On 03/30/2012 11:39 PM, Randell Jesup wrote:
> On 3/30/2012 4:59 AM, Stefan Hakansson LK wrote:
>> The JS API has deals with MediaStreams (this is what you send and
>> receive using PeerConnection from an application perspective).
>> A browser receiving RTP streams, needs side info to be able to
>> assemble those RTP streams into MediaStreams in a correct way. The
>> current model is that this is signaled using SDP exchanges (where
>> Haralds MSID proposal would tell which MediaStream an RTP stream
>> belongs to).
>> As I brought up at the mike yesterday, I think we may have a race
>> condition for the responder.
>> For the initiator side browser, this is clear: once an (PR-)ANSWER is
>> received, the responder has received the SDP, and hence can map
>> incoming RTP streams into MediaStreams.
>> But for the responder side this is less clear to me. Imagine
>> applications where the responder just mirrors the initiator - if one
>> of the parties adds a MediaStream to PeerConnection, the other end
>> would add the corresponding MediaStream.
>> This can happen any time in the session, so ICE can very well be up
>> and running. One example could be that the data channel is used for
>> text chat, when one side clicks a button to start video. And the
>> application can have asked for permission to use all input devices
>> earlier, so no user interaction may be involved.
>> In this situation the responder's (added) RTP streams can very well
>> arrive before the ANSWER if I understand correctly.
> Yes.  Just like in SIP.  And so when you send an OFFER (or modified
> re-OFFER), you must be ready to receive data per that offer even if no
> ANSWER has been received - just like in SIP.  And if its a re-offer, you
> need to accept the old, and accept the new (though you could probably
> use reception of obviously new-OFFER media to turn off
> decoding/rendering old-OFFER in preparation for the ANSWER).
> The flip side of this is the responder has to infer when the sender
> switches over to the result of the ANSWER from the media.  For example:
> A                                      B
> <--- H.261 --->
> re-OFFER(VP8) --->
> <-- ANSWER(VP8) (delayed in reception)
> <-----------VP8            (A should infer that B ANSWERed and accepted VP8)
>    ---------->  H.261
> <-- ANSWER(VP8) (received)
> <--------VP8---------->  (B should infer by reception of VP8 that ANSWER
> was received)
> (Personally, I hate inferences, but without a 3 (or 4) way handshake,
> you have to).  If you switches of codecs are staged, then this isn't
> (much) of a problem.  Either leave old codec on the list, or leave it on
> the list until accept, and then re-OFFER to remove the un-used codec.
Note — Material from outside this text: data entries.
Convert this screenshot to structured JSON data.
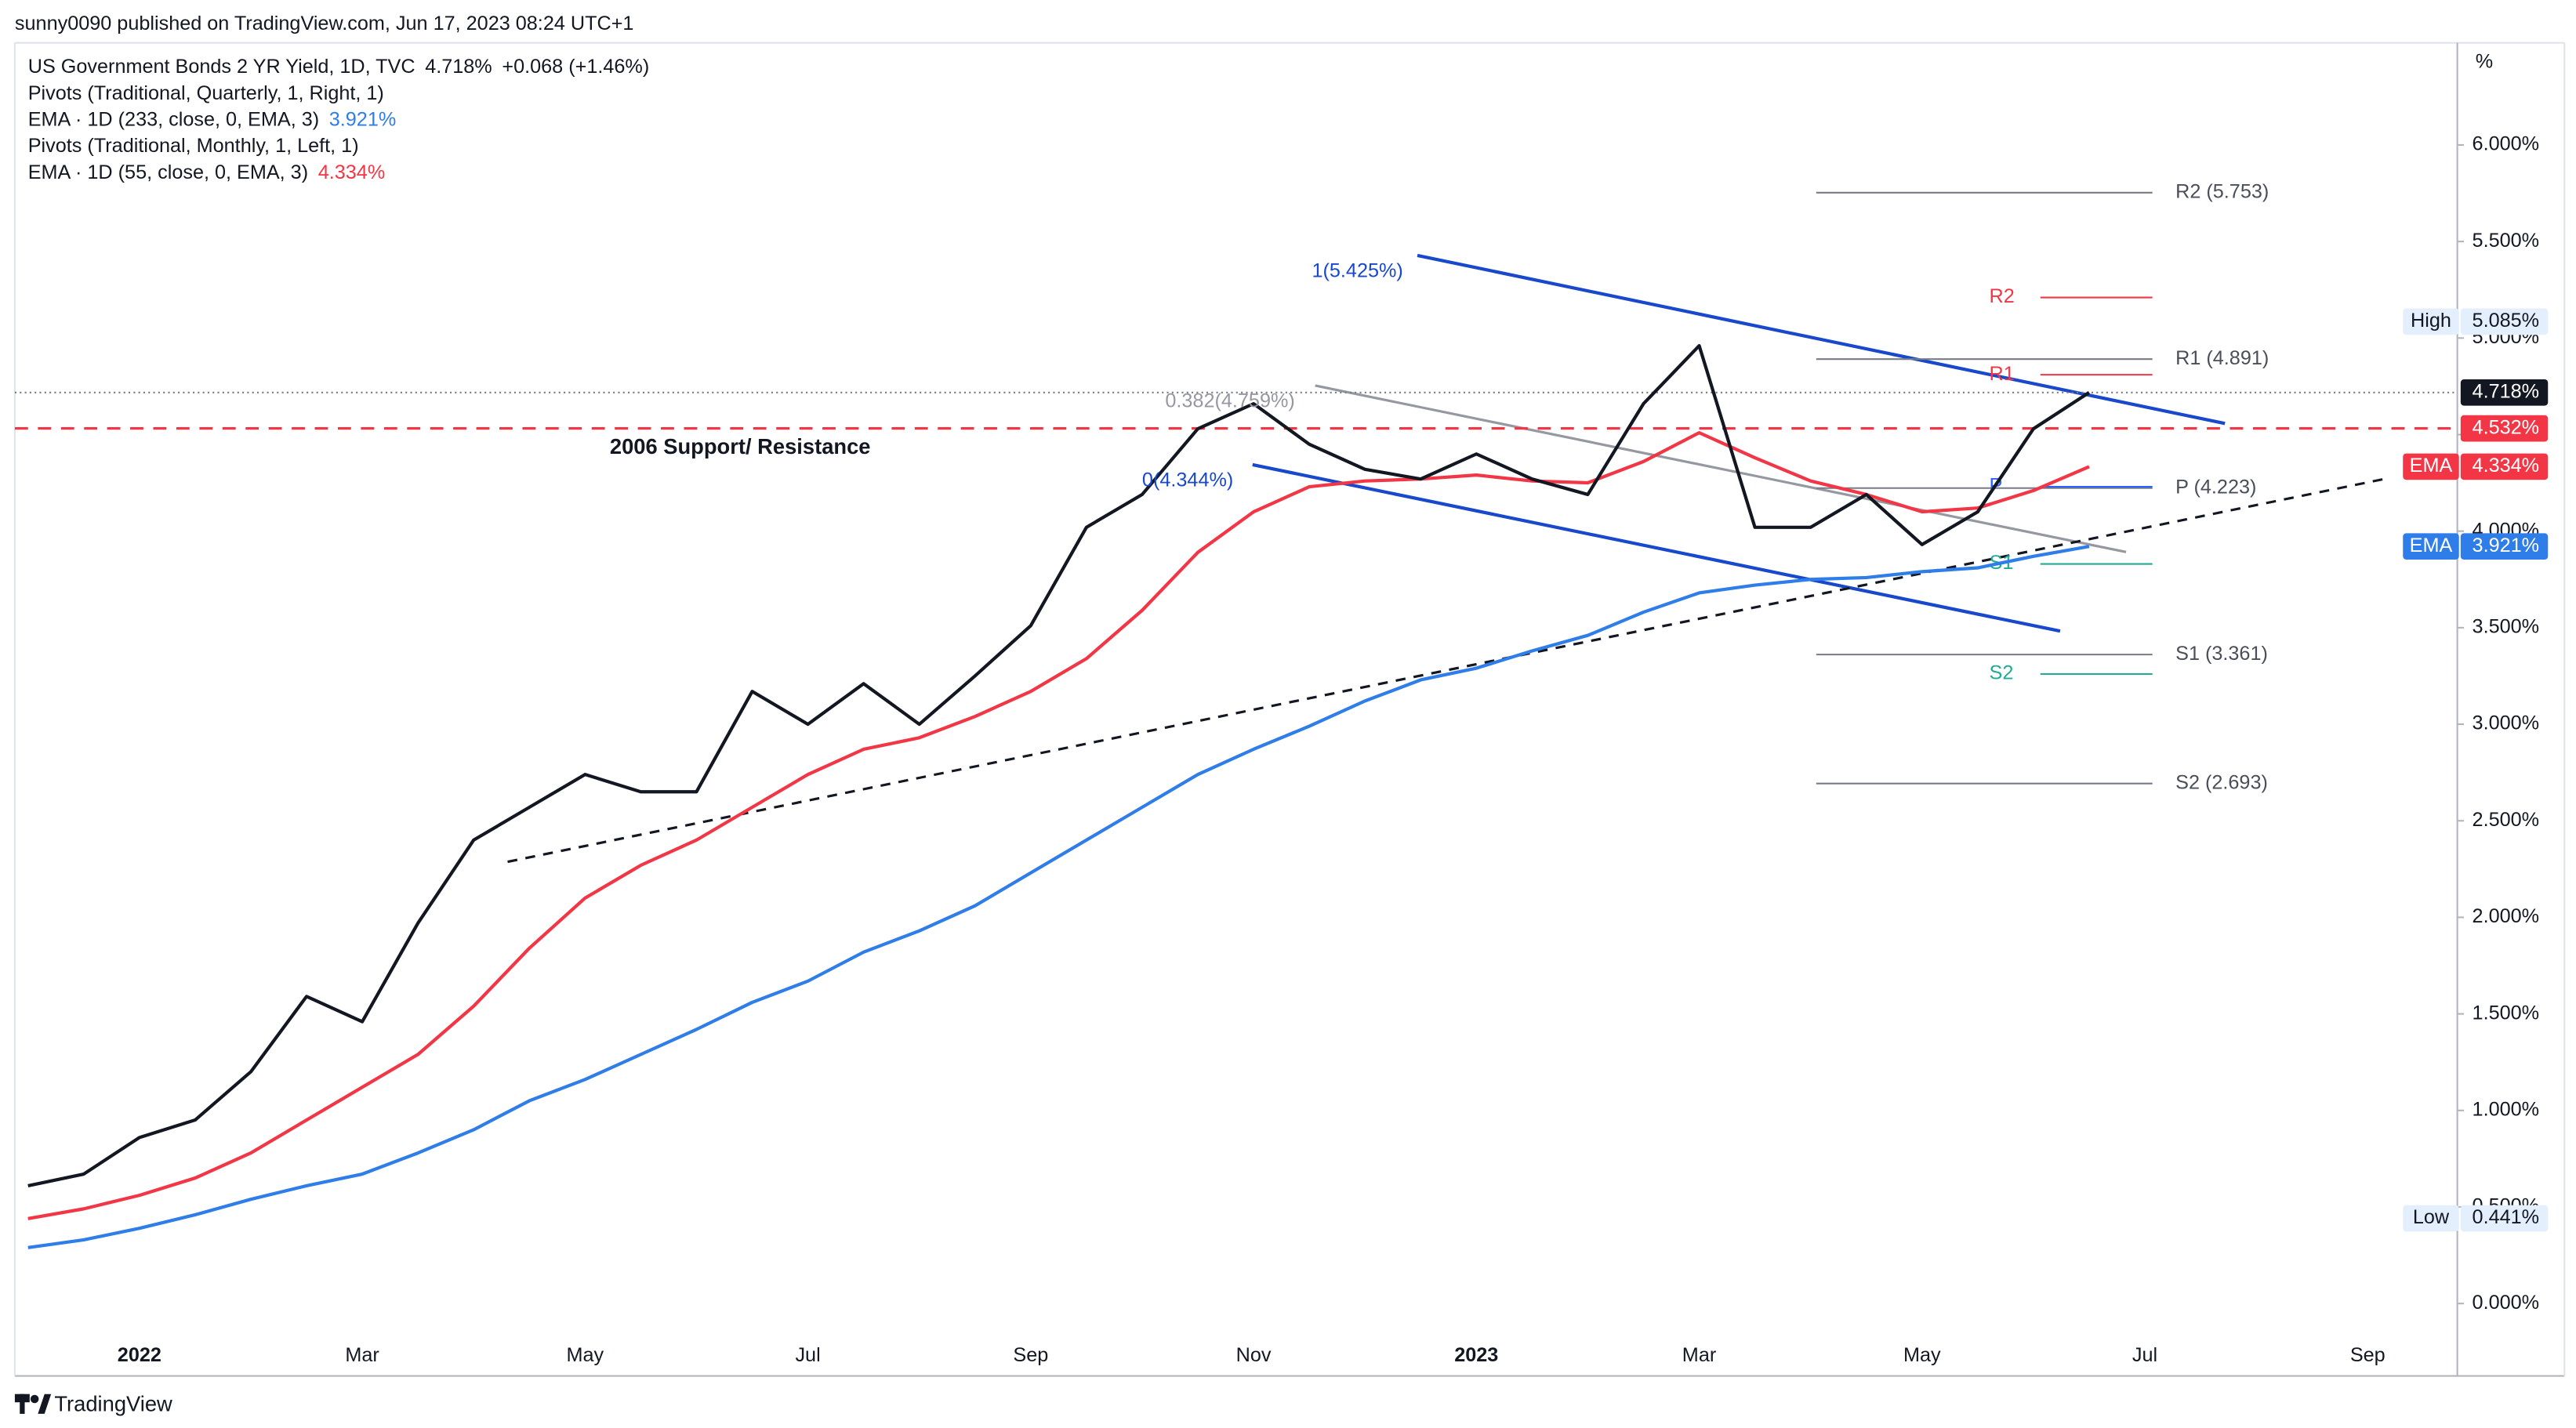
{
  "header": {
    "publisher": "sunny0090 published on TradingView.com, Jun 17, 2023 08:24 UTC+1"
  },
  "footer": {
    "brand": "TradingView"
  },
  "chart_data": {
    "type": "line",
    "unit": "%",
    "categories": [
      null,
      null,
      "2022",
      null,
      null,
      null,
      "Mar",
      null,
      null,
      null,
      "May",
      null,
      null,
      null,
      "Jul",
      null,
      null,
      null,
      "Sep",
      null,
      null,
      null,
      "Nov",
      null,
      null,
      null,
      "2023",
      null,
      null,
      null,
      "Mar",
      null,
      null,
      null,
      "May",
      null,
      null,
      null,
      "Jul",
      null,
      null,
      null,
      "Sep",
      null,
      null
    ],
    "series": [
      {
        "name": "US Government Bonds 2 YR Yield, 1D, TVC",
        "last_label": "4.718%",
        "change": "+0.068 (+1.46%)",
        "color": "#131722",
        "values": [
          0.61,
          0.67,
          0.86,
          0.95,
          1.2,
          1.59,
          1.46,
          1.97,
          2.4,
          2.57,
          2.74,
          2.65,
          2.65,
          3.17,
          3.0,
          3.21,
          3.0,
          3.25,
          3.51,
          4.02,
          4.19,
          4.53,
          4.66,
          4.45,
          4.32,
          4.27,
          4.4,
          4.27,
          4.19,
          4.66,
          4.96,
          4.02,
          4.02,
          4.19,
          3.93,
          4.1,
          4.53,
          4.718,
          null,
          null,
          null,
          null,
          null,
          null,
          null
        ]
      },
      {
        "name": "EMA · 1D (233, close, 0, EMA, 3)",
        "last_label": "3.921%",
        "color": "#2e7de8",
        "values": [
          0.29,
          0.33,
          0.39,
          0.46,
          0.54,
          0.61,
          0.67,
          0.78,
          0.9,
          1.05,
          1.16,
          1.29,
          1.42,
          1.56,
          1.67,
          1.82,
          1.93,
          2.06,
          2.23,
          2.4,
          2.57,
          2.74,
          2.87,
          2.99,
          3.12,
          3.23,
          3.29,
          3.38,
          3.46,
          3.58,
          3.68,
          3.72,
          3.75,
          3.76,
          3.79,
          3.81,
          3.87,
          3.921,
          null,
          null,
          null,
          null,
          null,
          null,
          null
        ]
      },
      {
        "name": "EMA · 1D (55, close, 0, EMA, 3)",
        "last_label": "4.334%",
        "color": "#f23645",
        "values": [
          0.44,
          0.49,
          0.56,
          0.65,
          0.78,
          0.95,
          1.12,
          1.29,
          1.54,
          1.84,
          2.1,
          2.27,
          2.4,
          2.57,
          2.74,
          2.87,
          2.93,
          3.04,
          3.17,
          3.34,
          3.59,
          3.89,
          4.1,
          4.23,
          4.26,
          4.27,
          4.29,
          4.26,
          4.25,
          4.36,
          4.51,
          4.38,
          4.26,
          4.19,
          4.1,
          4.12,
          4.21,
          4.334,
          null,
          null,
          null,
          null,
          null,
          null,
          null
        ]
      }
    ],
    "pivots": [
      {
        "name": "Pivots (Traditional, Quarterly, 1, Right, 1)",
        "color": "#787b86",
        "levels": [
          {
            "label": "R2 (5.753)",
            "value": 5.753
          },
          {
            "label": "R1 (4.891)",
            "value": 4.891
          },
          {
            "label": "P (4.223)",
            "value": 4.223
          },
          {
            "label": "S1 (3.361)",
            "value": 3.361
          },
          {
            "label": "S2 (2.693)",
            "value": 2.693
          }
        ]
      },
      {
        "name": "Pivots (Traditional, Monthly, 1, Left, 1)",
        "levels": [
          {
            "label": "R2",
            "value": 5.21,
            "color": "#f23645"
          },
          {
            "label": "R1",
            "value": 4.81,
            "color": "#f23645"
          },
          {
            "label": "P",
            "value": 4.23,
            "color": "#2962ff"
          },
          {
            "label": "S1",
            "value": 3.83,
            "color": "#22ab94"
          },
          {
            "label": "S2",
            "value": 3.26,
            "color": "#22ab94"
          }
        ]
      }
    ],
    "price_labels": [
      {
        "label": "High",
        "value": 5.085,
        "value_label": "5.085%",
        "color": "#e3effd"
      },
      {
        "value": 4.718,
        "value_label": "4.718%",
        "color": "#131722",
        "line": "dotted"
      },
      {
        "value": 4.532,
        "value_label": "4.532%",
        "color": "#f23645",
        "line": "dashed"
      },
      {
        "label": "EMA",
        "value": 4.334,
        "value_label": "4.334%",
        "color": "#f23645"
      },
      {
        "label": "EMA",
        "value": 3.921,
        "value_label": "3.921%",
        "color": "#2e7de8"
      },
      {
        "label": "Low",
        "value": 0.441,
        "value_label": "0.441%",
        "color": "#e3effd"
      }
    ],
    "annotations": [
      {
        "text": "2006 Support/ Resistance",
        "color": "#131722"
      },
      {
        "text": "1(5.425%)",
        "color": "#1848cc"
      },
      {
        "text": "0.382(4.759%)",
        "color": "#9598a1"
      },
      {
        "text": "0(4.344%)",
        "color": "#1848cc"
      }
    ],
    "ylim": [
      -0.375,
      6.58
    ],
    "yticks": [
      {
        "value": 0,
        "label": "0.000%"
      },
      {
        "value": 0.5,
        "label": "0.500%"
      },
      {
        "value": 1,
        "label": "1.000%"
      },
      {
        "value": 1.5,
        "label": "1.500%"
      },
      {
        "value": 2,
        "label": "2.000%"
      },
      {
        "value": 2.5,
        "label": "2.500%"
      },
      {
        "value": 3,
        "label": "3.000%"
      },
      {
        "value": 3.5,
        "label": "3.500%"
      },
      {
        "value": 4,
        "label": "4.000%"
      },
      {
        "value": 4.5,
        "label": "4.500%"
      },
      {
        "value": 5,
        "label": "5.000%"
      },
      {
        "value": 5.5,
        "label": "5.500%"
      },
      {
        "value": 6,
        "label": "6.000%"
      }
    ],
    "grid": false
  }
}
I think I understand what you mean, and this would work fine as long as 
you just switch codecs that are used in already set-up MediaStreams.

But if A in this case, as part of re-OFFERING the session, not only 
offers a new codec (VP8) for the already flowing video but also adds a 
new outgoing video stream (e.g. front cam), and then (without receiving 
the ANSWER - delayed in reception) starts receiving VP8 video it could 
not really know if this VP8 video is new video from the responders front 
cam or just a new codec for the existing (back cam) video from the 
responder to the sender.

> One problem is what to do in the switchover window when you might get a
> mixture of old and new media, especially if you moved them to different
> ports and so can't count on RTP sequence re-ordering to un-mix them; in
> the past I dealt with that (and long codec-switch times) by locking out
> codec changes for a fraction of a second after I do one.  Not a huge
> deal, however.
> My apologies if I've missed something in JSEP; I've been heads-down
> enough in Data Channels and bring-up that I could have a disconnect here
> and be saying something silly.

Actually I don't think this is very JSEP related; it is the generic 
problem that the browser receiving RTP streams need some side info about 
them before being able to do anything sensible with them.

>> I think we need to find a way to handle this. One way is to add an
>> "ACK" that indicates to the responder that the initiator has received
>> the ANSWER, but I'm not sure that is the best way.
> If you need to know that, you need a SIP-style ACK.

As explained, I do think we need to know that.